Seriously, we need to stop the continuous increases and look for the root causes.
Why isn’t this ever talked about?
We’re seeing massive changes in the health and development of children, yet we do nothing to figure out why it’s happening.
In Wiltshire, in southern England, they’re planning for a $39M special school. The contractors are ‘delighted.’
Another special school is announced for Peterborough in eastern England, something that is pretty much routine in the news in the U.K.
The school itself would be limited to a maximum of 21 pupils, ranging from 9 to 19 years old…
Finally, in a bizarre letter to the editor in the Irish Times, a school principal in Mullah, Co Cavan, Ireland complained about the lack of special ed training mainstream teachers are given in college.
[T]eachers are not necessarily trained to work in special classes when they come out of college. This surely begs the question, why not?
Actually it begs the question: Why should mainstream teachers today have to be trained to work in special classes?

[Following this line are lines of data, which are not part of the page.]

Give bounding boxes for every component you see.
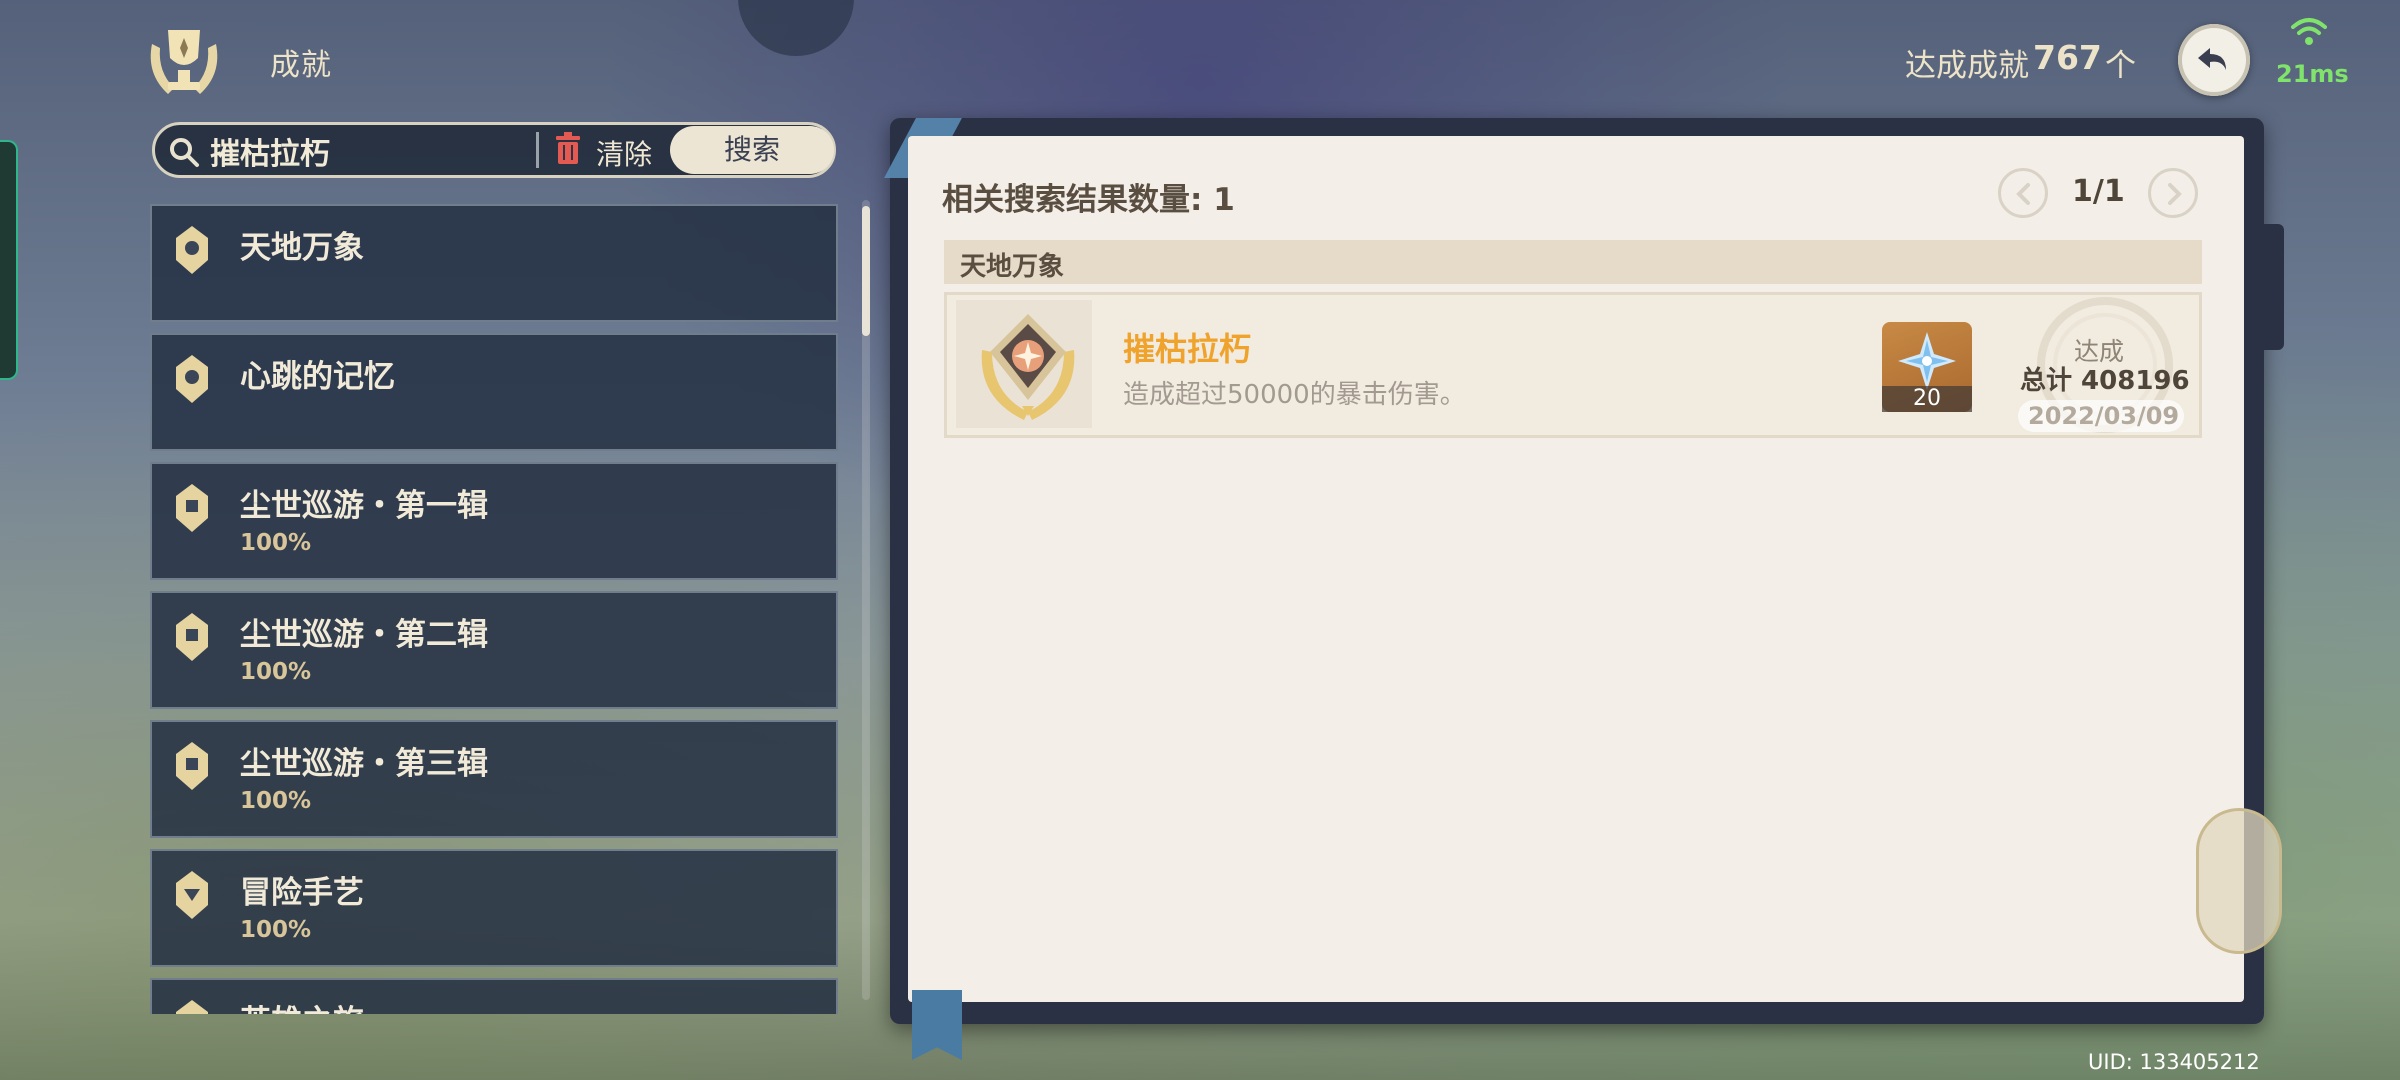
search-divider: [536, 132, 539, 168]
category-progress: 100%: [240, 917, 312, 943]
result-group-title: 天地万象: [960, 252, 1065, 282]
left-edge-tab[interactable]: [0, 140, 18, 380]
trash-icon[interactable]: [554, 132, 582, 166]
wifi-icon: [2290, 16, 2328, 46]
reward-quantity: 20: [1882, 386, 1972, 412]
category-badge-icon: [176, 871, 208, 919]
achieved-count-unit: 个: [2105, 48, 2136, 84]
category-badge-icon: [176, 355, 208, 403]
prev-page-button[interactable]: [1998, 168, 2048, 218]
uid-label: UID: 133405212: [2088, 1050, 2260, 1074]
category-progress: 100%: [240, 530, 312, 556]
category-name: 冒险手艺: [240, 875, 364, 911]
ping-indicator: 21ms: [2276, 60, 2349, 88]
search-button[interactable]: 搜索: [670, 126, 834, 174]
category-name: 天地万象: [240, 230, 364, 266]
next-page-button[interactable]: [2148, 168, 2198, 218]
category-name: 尘世巡游・第三辑: [240, 746, 488, 782]
category-badge-icon: [176, 742, 208, 790]
clear-button[interactable]: 清除: [596, 133, 652, 173]
category-name: 尘世巡游・第一辑: [240, 488, 488, 524]
category-item[interactable]: 尘世巡游・第一辑 100%: [150, 462, 838, 580]
back-button[interactable]: [2178, 24, 2250, 96]
chevron-left-icon: [2016, 183, 2030, 205]
achievement-medal-icon: [968, 302, 1088, 428]
back-arrow-icon: [2198, 48, 2226, 70]
achievement-name: 摧枯拉朽: [1123, 330, 1252, 368]
book-spine: [2262, 224, 2284, 350]
achieved-count-value: 767: [2033, 38, 2102, 77]
primogem-icon: [1896, 330, 1958, 392]
category-scrollbar-thumb[interactable]: [862, 206, 870, 336]
side-decoration: [2196, 808, 2282, 954]
category-badge-icon: [176, 1000, 208, 1014]
category-progress: 100%: [240, 659, 312, 685]
category-list[interactable]: 天地万象 心跳的记忆 尘世巡游・第一辑 100% 尘世巡游・第二辑 100% 尘…: [150, 204, 842, 1014]
category-item[interactable]: 天地万象: [150, 204, 838, 322]
result-group-header: [944, 240, 2202, 284]
achievement-description: 造成超过50000的暴击伤害。: [1123, 380, 1466, 410]
page-title: 成就: [270, 48, 332, 83]
trophy-emblem-icon: [138, 14, 230, 106]
category-name: 尘世巡游・第二辑: [240, 617, 488, 653]
category-item[interactable]: 尘世巡游・第二辑 100%: [150, 591, 838, 709]
results-count: 相关搜索结果数量: 1: [942, 182, 1235, 218]
bookmark-ribbon: [912, 990, 962, 1060]
category-name: 英雄之旅: [240, 996, 364, 1014]
achieved-count-label: 达成成就: [1905, 48, 2029, 84]
category-progress: 100%: [240, 788, 312, 814]
search-input[interactable]: [208, 128, 532, 174]
page-indicator: 1/1: [2072, 174, 2125, 209]
category-badge-icon: [176, 484, 208, 532]
stamp-total: 总计 408196: [2020, 366, 2190, 396]
category-badge-icon: [176, 226, 208, 274]
achievement-date: 2022/03/09: [2028, 402, 2180, 430]
category-item[interactable]: 尘世巡游・第三辑 100%: [150, 720, 838, 838]
paimon-menu-button[interactable]: [738, 0, 854, 56]
search-icon: [168, 136, 200, 168]
category-item[interactable]: 英雄之旅: [150, 978, 838, 1014]
category-name: 心跳的记忆: [240, 359, 395, 395]
chevron-right-icon: [2168, 183, 2182, 205]
category-item[interactable]: 心跳的记忆: [150, 333, 838, 451]
category-item[interactable]: 冒险手艺 100%: [150, 849, 838, 967]
category-badge-icon: [176, 613, 208, 661]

In schools today the reality is that regular ed is now special ed.
Principal Ronan MacNamara acknowledged that THERE ARE MORE DISABLED STUDENTS (but that’s not the problem, according to him).
[A]s the number of special classes soars, [there is] the very significant increase in pupils now accessing special class places….
Young, aspiring teachers now spend four years attending the colleges of education. It is imperative that their training prepares them for working in our 21st-century inclusive education system.
The “very significant increase” is not a real concern. In fact, Principal MacNamara called the explosion in special ed “a most welcome development in Irish education.”
I have to end with that. At the same time the numbers and costs are unstoppable, educators and news reporters see no real problem. This scenario can continue forever, it seems. Celebrating neurodiversity will make it all go away.